Mungkin bagi yang bukan orang NTT akan sulit mengeja nama tempat pengabdianku
itu. Haekesak sebenarnya adalah nama daerah di desa Tohe, kecamatan Raihat,
kabupaten Belu, NTT. Orang Atambua biasanya tidak tahu Tohe atau Raihat, mereka
malah tahunya Haekesak.
Baik,
untuk mengawali tulisan ini, biasanya seorang guru akan ditanya, “Ke sekolah
naik apa?” Kalau ditanya begitu, aku akan menjawab, “Naik pesawat!” Hehe…. Benar,
tahun lalu saya dari Semarang ke NTT naik pesawat, tidak tanggung-tanggung,
saya naik langsung 3 kali, Semarang – Jakarta, Jakarta – Kupang, dan Kupang –
Atambua.
Perjalanan Kupang – Atambua
Sesampainya
di Atambua, langsung ada penyambutan dari dinas PPO kabupaten Belu. Ada tarian
selamat datang dari siswa dan juga kami diberi tais atau kain adat Belu yang dikalungkan langsung oleh Bupati Belu
kala itu. Tentu saja kondisi badan yang masih lelah setelah perjalanan jauh
menyebabkan saya seperti memasuki dunia mimpi. Di hari itu juga, dibacakan
penempatan SM-3T di kabupaten Belu. Setelah pembacaan penempatan, aku langsung
dihampiri oleh dua orang guru SMKN Raihat, Pak John Seran dan Pak Yunus. Saat
itu juga aku dituntun menaiki mikrolet yang disewakan untukku yang membawa 2
tas besar.
Aku
sempat merasa syok karena berada di
tempat baru, dengan orang-orang yang secara fisik jelas berbeda denganku.

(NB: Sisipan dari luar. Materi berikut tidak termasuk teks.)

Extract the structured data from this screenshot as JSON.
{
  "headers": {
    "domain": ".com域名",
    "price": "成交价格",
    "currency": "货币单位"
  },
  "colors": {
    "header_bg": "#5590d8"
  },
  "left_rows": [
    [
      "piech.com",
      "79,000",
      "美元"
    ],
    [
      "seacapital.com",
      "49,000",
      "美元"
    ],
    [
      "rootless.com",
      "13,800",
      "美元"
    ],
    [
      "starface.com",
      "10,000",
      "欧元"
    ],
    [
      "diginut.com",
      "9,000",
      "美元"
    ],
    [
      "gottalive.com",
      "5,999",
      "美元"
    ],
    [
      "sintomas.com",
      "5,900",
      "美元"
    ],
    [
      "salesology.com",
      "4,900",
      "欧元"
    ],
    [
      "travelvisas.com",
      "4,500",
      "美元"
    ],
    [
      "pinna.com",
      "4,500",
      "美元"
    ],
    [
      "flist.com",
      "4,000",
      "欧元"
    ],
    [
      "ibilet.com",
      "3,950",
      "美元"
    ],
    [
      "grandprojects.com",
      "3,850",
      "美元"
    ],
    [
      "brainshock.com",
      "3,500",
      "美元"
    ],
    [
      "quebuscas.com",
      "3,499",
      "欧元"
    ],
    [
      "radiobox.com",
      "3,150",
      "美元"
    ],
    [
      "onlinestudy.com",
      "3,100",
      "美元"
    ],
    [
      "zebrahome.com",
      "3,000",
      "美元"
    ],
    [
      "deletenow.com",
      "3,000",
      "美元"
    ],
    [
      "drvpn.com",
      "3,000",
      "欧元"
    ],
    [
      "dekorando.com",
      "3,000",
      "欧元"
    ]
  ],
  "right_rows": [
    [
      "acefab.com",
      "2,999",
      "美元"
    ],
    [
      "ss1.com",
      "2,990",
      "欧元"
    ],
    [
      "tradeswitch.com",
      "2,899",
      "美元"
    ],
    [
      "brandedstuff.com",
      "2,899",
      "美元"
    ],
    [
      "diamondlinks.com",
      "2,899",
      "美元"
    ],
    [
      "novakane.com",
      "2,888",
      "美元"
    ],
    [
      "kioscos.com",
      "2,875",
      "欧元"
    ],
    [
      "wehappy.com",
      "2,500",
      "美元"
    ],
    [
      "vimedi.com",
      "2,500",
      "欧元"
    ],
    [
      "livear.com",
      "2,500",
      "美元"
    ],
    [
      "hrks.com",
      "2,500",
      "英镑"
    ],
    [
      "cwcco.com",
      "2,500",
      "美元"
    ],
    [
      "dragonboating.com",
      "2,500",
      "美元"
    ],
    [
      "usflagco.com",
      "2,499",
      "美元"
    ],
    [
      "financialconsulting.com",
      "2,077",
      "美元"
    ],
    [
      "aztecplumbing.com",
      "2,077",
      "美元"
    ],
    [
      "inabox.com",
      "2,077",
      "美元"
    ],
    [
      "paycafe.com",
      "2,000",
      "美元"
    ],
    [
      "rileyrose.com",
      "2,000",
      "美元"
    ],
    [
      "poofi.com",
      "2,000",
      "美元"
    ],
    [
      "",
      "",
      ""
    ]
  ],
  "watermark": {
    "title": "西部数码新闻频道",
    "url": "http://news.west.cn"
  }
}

Banyak dari mereka yang berkulit hitam dan berambut keriting. Namun itu hanya
saat aku pertama datang saja, setelah dikenal lebih jauh, mereka sangat ramah,
bahkan pada pendatang sepertiku. Bahasa yang digunakan oleh Pak Yunus dan Pak
On, sopir mikrolet, pun aku tak mengetahuinya. Mereka menggunakan bahasa Tetun
yang kala itu belum aku mengerti sama sekali. Melihatku kebingungan, Pak Yunus
membuka percakapan denganku. Aku masih ingat kata-kata pertama beliau saat
menjemputku dulu, “Pak Bayu lihat sungai dan gunung-gunung di sebelah sana? Itu
su bukan Indonesia lagi, su luar negeri.”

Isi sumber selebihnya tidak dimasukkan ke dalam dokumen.